Friday, July 5, 2013

Lucky Luke: Daisy Town

Daisy Town; animated western comedy, France/ Belgium, 1971; D: Rene Goscinny, S: Marcel Bozzuffi, Pierre Trabaud, Jean Berger, Roger Carel  

A wagon caravan stops somewhere in the Wild West and builds a new settlement, Daisy Town. The inhabitants are starting a new life there, but the town also starts attracting shady gangsters. Luckily, a fast drawer shows up, too, Lucky Luke, who accepts the position of a sheriff and brings law and order. However, a new challenge shows up when the four Dalton brothers show up and wreck havoc. Luke manages to banish them, and they are arrested, but instigate a conflict with the Indians.

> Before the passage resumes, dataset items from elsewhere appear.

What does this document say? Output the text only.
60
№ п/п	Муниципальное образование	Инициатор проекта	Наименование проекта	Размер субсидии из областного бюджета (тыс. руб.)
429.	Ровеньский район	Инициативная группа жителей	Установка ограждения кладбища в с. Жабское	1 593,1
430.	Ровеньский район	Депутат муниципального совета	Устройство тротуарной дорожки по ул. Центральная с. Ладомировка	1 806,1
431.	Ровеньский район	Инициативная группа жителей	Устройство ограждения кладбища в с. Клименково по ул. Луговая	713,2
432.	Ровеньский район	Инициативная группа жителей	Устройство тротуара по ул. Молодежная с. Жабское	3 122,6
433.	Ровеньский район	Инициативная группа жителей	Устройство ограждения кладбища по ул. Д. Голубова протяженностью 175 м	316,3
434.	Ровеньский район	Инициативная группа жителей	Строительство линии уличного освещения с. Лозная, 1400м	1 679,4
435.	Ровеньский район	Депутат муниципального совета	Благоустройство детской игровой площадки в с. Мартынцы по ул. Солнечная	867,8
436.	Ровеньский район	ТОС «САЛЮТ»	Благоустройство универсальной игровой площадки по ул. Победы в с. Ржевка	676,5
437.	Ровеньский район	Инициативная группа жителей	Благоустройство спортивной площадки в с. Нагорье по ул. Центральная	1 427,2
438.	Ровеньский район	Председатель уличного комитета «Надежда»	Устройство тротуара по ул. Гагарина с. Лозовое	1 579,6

Thanks to Luke and the cavalry, the Indians give upon attacking the citizens. In the end, the news of gold in the mountains leads to everyone abandoning Daisy Town, so Luke leaves.

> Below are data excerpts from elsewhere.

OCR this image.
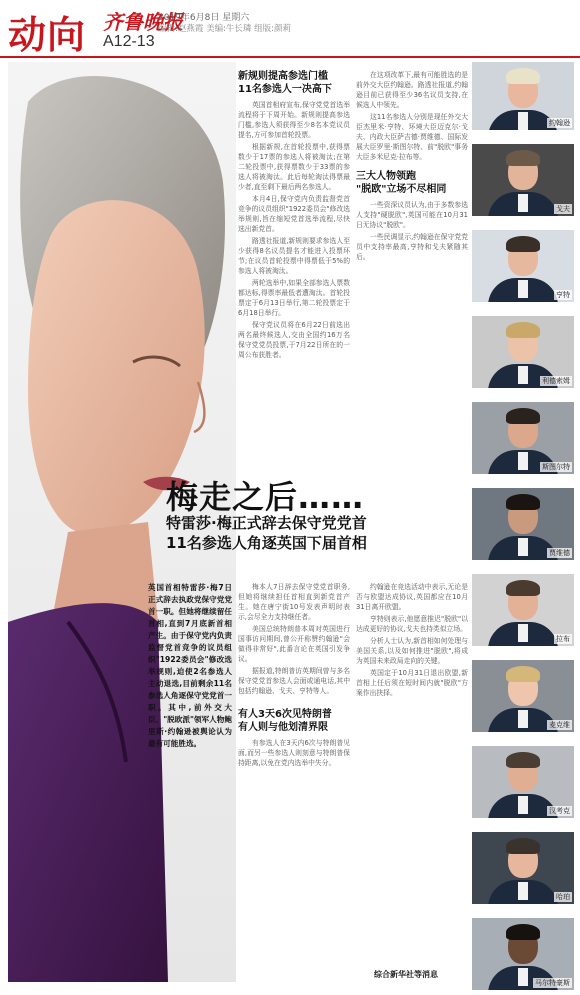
动向 齐鲁晚报
A12-13
2019年6月8日 星期六
编辑:赵燕霞 美编:牛长璘 组版:颜莉
新规则提高参选门槛
11名参选人一决高下

英国首相府宣布,保守党党首选举流程将于下周开始。新规则提高参选门槛,参选人须获得至少8名本党议员提名,方可参加首轮投票。

根据新规,在首轮投票中,获得票数少于17票的参选人将被淘汰;在第二轮投票中,获得票数少于33票的参选人将被淘汰。此后每轮淘汰得票最少者,直至剩下最后两名参选人。

本月4日,保守党内负责监督党首竞争的议员组织"1922委员会"修改选举规则,旨在缩短党首选举流程,尽快选出新党首。

路透社报道,新规则要求参选人至少获得8名议员提名才能进入投票环节;在议员首轮投票中得票低于5%的参选人将被淘汰。

两轮选举中,如果全部参选人票数都达标,得票率最低者遭淘汰。首轮投票定于6月13日举行,第二轮投票定于6月18日举行。

保守党议员将在6月22日前选出两名最终候选人,交由全国约16万名保守党党员投票,于7月22日所在的一周公布获胜者。

在这项改革下,最有可能胜选的是前外交大臣约翰逊。路透社报道,约翰逊目前已获得至少36名议员支持,在候选人中领先。

这11名参选人分别是现任外交大臣杰里米·亨特、环境大臣迈克尔·戈夫、内政大臣萨吉德·贾维德、国际发展大臣罗里·斯图尔特、前"脱欧"事务大臣多米尼克·拉布等。

三大人物领跑
"脱欧"立场不尽相同

一些资深议员认为,由于多数参选人支持"硬脱欧",英国可能在10月31日无协议"脱欧"。

一些民调显示,约翰逊在保守党党员中支持率最高,亨特和戈夫紧随其后。

梅走之后……
特雷莎·梅正式辞去保守党党首
11名参选人角逐英国下届首相
英国首相特雷莎·梅7日正式辞去执政党保守党党首一职。但她将继续留任首相,直到7月底新首相产生。由于保守党内负责监督党首竞争的议员组织"1922委员会"修改选举规则,迫使2名参选人主动退选,目前剩余11名参选人角逐保守党党首一职。其中,前外交大臣、"脱欧派"领军人物鲍里斯·约翰逊被舆论认为最有可能胜选。

梅本人7日辞去保守党党首职务,但她将继续担任首相直到新党首产生。她在唐宁街10号发表声明时表示,会尽全力支持继任者。

美国总统特朗普本周对英国进行国事访问期间,曾公开称赞约翰逊"会做得非常好",此番言论在英国引发争议。

据报道,特朗普访英期间曾与多名保守党党首参选人会面或通电话,其中包括约翰逊、戈夫、亨特等人。

有人3天6次见特朗普
有人则与他划清界限

有参选人在3天内6次与特朗普见面,而另一些参选人则刻意与特朗普保持距离,以免在党内选举中失分。

约翰逊在竞选活动中表示,无论是否与欧盟达成协议,英国都应在10月31日离开欧盟。

亨特则表示,他愿意推迟"脱欧"以达成更好的协议,戈夫也持类似立场。

分析人士认为,新首相如何处理与美国关系,以及如何推进"脱欧",将成为英国未来政局走向的关键。

英国定于10月31日退出欧盟,新首相上任后须在短时间内就"脱欧"方案作出抉择。

综合新华社等消息
约翰逊
戈夫
亨特
利德索姆
斯图尔特
贾维德
拉布
麦克维
汉考克
哈珀
马尔特豪斯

The first feature film about Lucky Luke, "Daisy Town" is also the best films featuring the beloved comic book hero by Morris, a clever, fun and (especially in the first half) very stylish animated comedy that spoofs the western cliches. The opening 35 minutes are a tour-de-force example of satire, topping even Rene Gosciny's own "Asterix", from the small gags revolving around a guy carrying a ladder with a man in a wheelchair up to Luke beating up outlaws in the saloon, which is so meticulously choreographed that it works almost as smooth as good ballet (Luke beating up a gangster by holding his suspenders, so that he bounces like an attached ping-pong ball; throwing a ladder on several gangsters climbing up the stairs). When the Daltons show up, the story is still running, but once they run for the elections in the town, the story slowly runs down and even gets stuck while lingering too much with their direct clash with Luke. The constant panning from the shortest to the tallest Dalton quickly becomes an old joke, whereas the inventive touch gets lost until the last third becomes just a tiresome finale with no sizzling jokes anymore. Overall, though overstretched, "Daisy Town" is still a refreshingly pure and good-spirited examples of 'good old school' film making at a time when the sole storyline was more important than flashy effects and "make up".


1 comment:

Christopher Sobieniak said...

At least you didn't mention the English version voiced by one guy, Rich Little!